In this 12-part series, each post examines one of the 12 best practices identified in the 2017 CSO Insights World-Class Sales Practices Report. Today’s best practice: “When we lose a salesperson (voluntary/involuntary) we consistently determine the reasons why.”

You’ll hear CEOs say, “Our people are our most important/valuable asset.” But salespeople read reviews on Glassdoor, search for their company on “The Top 100 Companies to Work For,” and even ask themselves, “Does our senior management believe my peers and I are the most important thing around here?” And not all of them are buying what their CEO is selling.

A skill that sales managers have consistently scored poorly on is their ability to hire salespeople who will be successful at that company. When this ability is lacking or not a strength, we find ourselves at the other end of the continuum, asking the practice question above. 95% of World-Class performers answer they agree/strongly agree that they exhibit this behavior, better than twice the rate (42%) of All respondents (which includes World-Class).

There is a business maxim that bears directly on today’s topic: People join companies but quit managers. Consistently through years of surveying, Gallup has reported the number one reason people quit is their relationship with their immediate supervisor. When we combine this maxim with this week’s Top 12 practice, the real question becomes whether we learn from salesperson departures and, if so, what do we learn?

In sales, conventional wisdom holds that not making your number is the quickest/surest path to the exit. But sub-par performance is typically tolerated – or worse, ignored – far longer than anyone would imagine. In all the years we’ve been working with sales organizations, we have yet to hear a manager lament, “You know, I’m not sure I gave that rep enough time to be successful.” Why the disconnect between the belief and the reality?

At the root of it may be the best practice we’re discussing today: consistently determining why a salesperson leaves, and determining a course correction. We see in the chart below that World-Class-performers experience less than half the turnover of all firms. This represents an enormous competitive advantage.

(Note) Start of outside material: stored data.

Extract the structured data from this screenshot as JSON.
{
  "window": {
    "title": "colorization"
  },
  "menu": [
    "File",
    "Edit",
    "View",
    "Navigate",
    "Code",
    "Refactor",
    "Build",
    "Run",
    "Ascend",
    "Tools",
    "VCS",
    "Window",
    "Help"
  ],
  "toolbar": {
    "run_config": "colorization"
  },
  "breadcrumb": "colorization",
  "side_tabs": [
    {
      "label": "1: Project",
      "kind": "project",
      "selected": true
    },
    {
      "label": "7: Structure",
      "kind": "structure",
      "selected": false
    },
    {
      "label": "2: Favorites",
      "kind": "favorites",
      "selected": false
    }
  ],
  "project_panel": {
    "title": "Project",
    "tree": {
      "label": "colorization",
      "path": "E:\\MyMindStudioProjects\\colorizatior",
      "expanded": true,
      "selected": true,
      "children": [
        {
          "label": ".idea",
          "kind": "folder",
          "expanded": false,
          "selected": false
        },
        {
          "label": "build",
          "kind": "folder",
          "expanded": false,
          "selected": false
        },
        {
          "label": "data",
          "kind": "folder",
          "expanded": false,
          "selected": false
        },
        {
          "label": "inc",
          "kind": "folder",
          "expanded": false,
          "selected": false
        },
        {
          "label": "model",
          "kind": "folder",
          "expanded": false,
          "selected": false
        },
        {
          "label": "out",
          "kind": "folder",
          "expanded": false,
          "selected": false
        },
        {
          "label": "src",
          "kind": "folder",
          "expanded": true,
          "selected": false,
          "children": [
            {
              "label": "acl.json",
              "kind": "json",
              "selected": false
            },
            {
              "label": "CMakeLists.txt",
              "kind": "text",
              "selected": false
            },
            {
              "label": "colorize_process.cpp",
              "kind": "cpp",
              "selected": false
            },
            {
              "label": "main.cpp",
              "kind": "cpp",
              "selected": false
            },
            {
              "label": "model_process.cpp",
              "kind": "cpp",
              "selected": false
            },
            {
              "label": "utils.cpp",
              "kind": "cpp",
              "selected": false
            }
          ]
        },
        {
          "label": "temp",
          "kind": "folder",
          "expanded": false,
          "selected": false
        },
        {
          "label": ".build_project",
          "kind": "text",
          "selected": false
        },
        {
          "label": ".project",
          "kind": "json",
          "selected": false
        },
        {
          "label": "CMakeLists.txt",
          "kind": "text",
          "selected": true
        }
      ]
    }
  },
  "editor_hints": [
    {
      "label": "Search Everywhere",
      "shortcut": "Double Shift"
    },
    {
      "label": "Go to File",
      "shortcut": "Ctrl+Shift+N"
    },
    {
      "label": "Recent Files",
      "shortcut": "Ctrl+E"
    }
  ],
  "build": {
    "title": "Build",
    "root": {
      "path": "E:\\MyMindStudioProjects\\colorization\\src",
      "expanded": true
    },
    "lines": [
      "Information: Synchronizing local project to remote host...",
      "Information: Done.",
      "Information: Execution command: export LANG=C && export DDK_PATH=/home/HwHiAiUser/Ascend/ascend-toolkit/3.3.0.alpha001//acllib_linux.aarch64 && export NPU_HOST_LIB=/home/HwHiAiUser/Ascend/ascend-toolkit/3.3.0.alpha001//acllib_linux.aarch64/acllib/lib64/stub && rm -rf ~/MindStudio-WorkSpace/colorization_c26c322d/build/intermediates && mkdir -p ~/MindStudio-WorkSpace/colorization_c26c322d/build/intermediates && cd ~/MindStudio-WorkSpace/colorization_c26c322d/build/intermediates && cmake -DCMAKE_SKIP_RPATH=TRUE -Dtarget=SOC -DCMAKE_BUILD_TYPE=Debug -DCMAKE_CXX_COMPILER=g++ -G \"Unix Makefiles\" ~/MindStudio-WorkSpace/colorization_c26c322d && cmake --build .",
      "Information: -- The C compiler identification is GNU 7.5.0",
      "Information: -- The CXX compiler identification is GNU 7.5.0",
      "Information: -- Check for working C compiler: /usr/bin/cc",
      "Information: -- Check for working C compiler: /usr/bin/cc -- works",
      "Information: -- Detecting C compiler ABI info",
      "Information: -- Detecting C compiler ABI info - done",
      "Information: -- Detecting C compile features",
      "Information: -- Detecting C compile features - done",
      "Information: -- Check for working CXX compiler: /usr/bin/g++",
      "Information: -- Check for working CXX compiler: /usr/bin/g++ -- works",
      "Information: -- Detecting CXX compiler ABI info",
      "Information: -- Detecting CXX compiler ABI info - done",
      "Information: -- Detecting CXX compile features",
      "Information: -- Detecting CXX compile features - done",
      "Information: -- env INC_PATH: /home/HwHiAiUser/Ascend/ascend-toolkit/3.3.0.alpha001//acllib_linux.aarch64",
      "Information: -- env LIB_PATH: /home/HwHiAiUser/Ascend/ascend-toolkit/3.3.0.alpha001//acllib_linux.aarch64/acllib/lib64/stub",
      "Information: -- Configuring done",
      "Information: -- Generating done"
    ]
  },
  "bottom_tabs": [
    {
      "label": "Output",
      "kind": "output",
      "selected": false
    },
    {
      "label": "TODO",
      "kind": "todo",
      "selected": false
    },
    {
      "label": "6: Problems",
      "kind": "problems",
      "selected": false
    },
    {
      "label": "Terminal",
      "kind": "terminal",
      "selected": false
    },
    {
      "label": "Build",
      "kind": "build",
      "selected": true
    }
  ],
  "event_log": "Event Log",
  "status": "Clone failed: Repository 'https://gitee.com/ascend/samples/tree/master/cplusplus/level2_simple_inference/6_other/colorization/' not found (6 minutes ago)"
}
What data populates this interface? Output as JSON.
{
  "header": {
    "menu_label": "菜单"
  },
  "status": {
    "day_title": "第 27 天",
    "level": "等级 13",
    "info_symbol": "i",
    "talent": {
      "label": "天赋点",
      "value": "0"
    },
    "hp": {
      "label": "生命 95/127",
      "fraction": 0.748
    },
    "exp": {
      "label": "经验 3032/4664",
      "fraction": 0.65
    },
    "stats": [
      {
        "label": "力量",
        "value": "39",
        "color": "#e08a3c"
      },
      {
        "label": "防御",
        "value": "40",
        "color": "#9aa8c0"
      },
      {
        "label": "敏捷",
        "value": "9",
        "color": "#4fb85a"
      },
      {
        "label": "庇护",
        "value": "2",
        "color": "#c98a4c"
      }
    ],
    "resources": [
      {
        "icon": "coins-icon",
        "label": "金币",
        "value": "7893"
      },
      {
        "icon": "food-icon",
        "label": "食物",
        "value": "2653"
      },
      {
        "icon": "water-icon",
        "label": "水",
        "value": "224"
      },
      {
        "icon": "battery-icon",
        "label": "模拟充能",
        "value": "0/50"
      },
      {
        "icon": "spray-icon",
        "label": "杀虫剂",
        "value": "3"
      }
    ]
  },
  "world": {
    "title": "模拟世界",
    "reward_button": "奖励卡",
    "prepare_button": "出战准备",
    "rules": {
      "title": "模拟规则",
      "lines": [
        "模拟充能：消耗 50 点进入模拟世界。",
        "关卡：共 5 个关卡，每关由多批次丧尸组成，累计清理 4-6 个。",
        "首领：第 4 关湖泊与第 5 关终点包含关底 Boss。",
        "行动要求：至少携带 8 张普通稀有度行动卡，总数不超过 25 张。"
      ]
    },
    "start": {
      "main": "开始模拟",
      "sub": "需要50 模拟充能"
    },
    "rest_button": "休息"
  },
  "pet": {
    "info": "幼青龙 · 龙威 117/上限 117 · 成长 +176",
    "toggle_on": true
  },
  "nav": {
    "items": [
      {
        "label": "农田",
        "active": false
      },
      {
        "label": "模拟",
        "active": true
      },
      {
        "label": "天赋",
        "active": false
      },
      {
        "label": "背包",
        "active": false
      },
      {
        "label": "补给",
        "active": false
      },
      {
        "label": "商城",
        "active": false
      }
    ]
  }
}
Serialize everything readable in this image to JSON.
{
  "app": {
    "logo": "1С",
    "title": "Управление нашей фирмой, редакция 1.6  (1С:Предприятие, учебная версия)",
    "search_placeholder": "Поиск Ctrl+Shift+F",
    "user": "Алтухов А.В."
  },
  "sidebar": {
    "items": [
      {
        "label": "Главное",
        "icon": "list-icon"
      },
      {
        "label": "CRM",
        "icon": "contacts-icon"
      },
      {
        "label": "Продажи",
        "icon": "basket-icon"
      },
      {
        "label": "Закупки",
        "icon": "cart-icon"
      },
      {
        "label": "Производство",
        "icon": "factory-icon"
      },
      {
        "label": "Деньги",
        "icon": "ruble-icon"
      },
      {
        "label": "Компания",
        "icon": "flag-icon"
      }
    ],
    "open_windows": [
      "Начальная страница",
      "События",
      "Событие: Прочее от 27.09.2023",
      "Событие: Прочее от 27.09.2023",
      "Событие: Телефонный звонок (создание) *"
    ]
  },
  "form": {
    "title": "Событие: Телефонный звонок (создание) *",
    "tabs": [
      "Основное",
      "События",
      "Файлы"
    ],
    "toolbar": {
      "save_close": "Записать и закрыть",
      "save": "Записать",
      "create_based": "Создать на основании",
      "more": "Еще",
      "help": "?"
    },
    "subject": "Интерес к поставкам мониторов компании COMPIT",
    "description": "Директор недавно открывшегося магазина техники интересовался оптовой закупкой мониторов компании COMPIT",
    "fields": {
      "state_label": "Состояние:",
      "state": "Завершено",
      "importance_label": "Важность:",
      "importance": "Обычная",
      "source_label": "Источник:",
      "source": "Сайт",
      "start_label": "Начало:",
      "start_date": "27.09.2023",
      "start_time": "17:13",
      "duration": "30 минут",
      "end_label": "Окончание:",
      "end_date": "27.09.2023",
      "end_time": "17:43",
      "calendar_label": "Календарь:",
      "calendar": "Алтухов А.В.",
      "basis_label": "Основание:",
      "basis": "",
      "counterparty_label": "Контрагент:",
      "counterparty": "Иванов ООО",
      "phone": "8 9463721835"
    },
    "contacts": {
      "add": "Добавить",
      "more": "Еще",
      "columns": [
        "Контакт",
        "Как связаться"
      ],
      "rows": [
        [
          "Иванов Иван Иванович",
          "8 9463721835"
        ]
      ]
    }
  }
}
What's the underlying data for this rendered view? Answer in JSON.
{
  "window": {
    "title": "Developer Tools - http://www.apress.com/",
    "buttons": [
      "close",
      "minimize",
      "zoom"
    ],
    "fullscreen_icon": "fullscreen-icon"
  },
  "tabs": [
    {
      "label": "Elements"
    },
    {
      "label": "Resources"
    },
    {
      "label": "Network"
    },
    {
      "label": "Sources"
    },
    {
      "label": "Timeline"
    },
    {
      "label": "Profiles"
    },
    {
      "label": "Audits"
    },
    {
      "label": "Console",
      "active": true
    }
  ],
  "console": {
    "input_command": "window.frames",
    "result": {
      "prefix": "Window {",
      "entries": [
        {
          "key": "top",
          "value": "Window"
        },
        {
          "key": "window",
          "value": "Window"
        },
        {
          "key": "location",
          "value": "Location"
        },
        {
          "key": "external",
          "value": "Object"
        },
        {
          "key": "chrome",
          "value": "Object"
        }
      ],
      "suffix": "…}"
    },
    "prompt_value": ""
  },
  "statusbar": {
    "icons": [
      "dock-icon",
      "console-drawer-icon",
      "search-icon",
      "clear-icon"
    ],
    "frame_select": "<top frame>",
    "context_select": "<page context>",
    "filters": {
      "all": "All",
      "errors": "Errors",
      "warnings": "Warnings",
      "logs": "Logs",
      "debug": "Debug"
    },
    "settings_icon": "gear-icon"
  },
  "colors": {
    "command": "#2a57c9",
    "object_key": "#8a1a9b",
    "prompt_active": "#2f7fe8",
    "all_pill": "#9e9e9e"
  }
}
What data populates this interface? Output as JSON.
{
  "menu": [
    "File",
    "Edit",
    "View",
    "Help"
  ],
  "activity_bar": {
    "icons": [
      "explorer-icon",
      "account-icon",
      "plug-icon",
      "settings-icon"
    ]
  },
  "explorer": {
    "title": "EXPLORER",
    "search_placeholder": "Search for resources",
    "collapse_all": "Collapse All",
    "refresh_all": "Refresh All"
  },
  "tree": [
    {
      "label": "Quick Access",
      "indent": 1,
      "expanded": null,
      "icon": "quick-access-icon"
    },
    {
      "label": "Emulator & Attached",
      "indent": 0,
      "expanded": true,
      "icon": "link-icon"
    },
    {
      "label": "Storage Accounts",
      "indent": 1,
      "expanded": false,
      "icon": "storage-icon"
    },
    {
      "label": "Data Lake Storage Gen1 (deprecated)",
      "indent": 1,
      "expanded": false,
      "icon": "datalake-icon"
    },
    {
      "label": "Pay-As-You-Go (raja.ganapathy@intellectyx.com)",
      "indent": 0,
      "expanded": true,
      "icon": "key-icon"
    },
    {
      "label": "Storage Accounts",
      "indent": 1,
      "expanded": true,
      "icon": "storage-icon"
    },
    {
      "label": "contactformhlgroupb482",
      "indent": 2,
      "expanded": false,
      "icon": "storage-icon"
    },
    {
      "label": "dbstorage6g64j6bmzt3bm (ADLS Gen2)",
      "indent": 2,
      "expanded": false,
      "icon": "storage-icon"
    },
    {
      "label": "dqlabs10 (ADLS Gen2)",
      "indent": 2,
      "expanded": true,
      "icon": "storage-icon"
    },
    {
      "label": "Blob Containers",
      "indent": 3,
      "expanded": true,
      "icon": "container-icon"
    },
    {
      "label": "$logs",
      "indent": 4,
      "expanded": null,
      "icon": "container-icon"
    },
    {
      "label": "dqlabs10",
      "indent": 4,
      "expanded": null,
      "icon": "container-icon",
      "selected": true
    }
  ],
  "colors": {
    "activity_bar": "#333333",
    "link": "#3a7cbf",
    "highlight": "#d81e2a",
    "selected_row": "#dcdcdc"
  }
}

Lower turnover means lower costs: less energy/resources expended on recruiting, hiring and onboarding. New-hire ramp-up periods to full productivity are now longer than six months for two-thirds of companies, and that results in reduced revenue generation. Since few companies discharge over-performing salespeople, the involuntary turnover likely followed some period of time, often extended, as noted above, of under-performance. And when experienced sales professionals voluntarily depart, especially high-performing ones, not only is revenue lost, but also product/industry experience, established relationships, and higher levels of account access.

Questions to ask yourself:

  • Are sales representative departures truly seen as a breakdown in the rep/sales manager relationship?
  • Do you investigate to determine whether a pattern exists in this breakdown, and take corrective action?
  • Are early departures (less than two years) viewed as a lack of manager ability to hire successfully?
  • Do you demonstrate that salesperson retention and development protects your most important asset?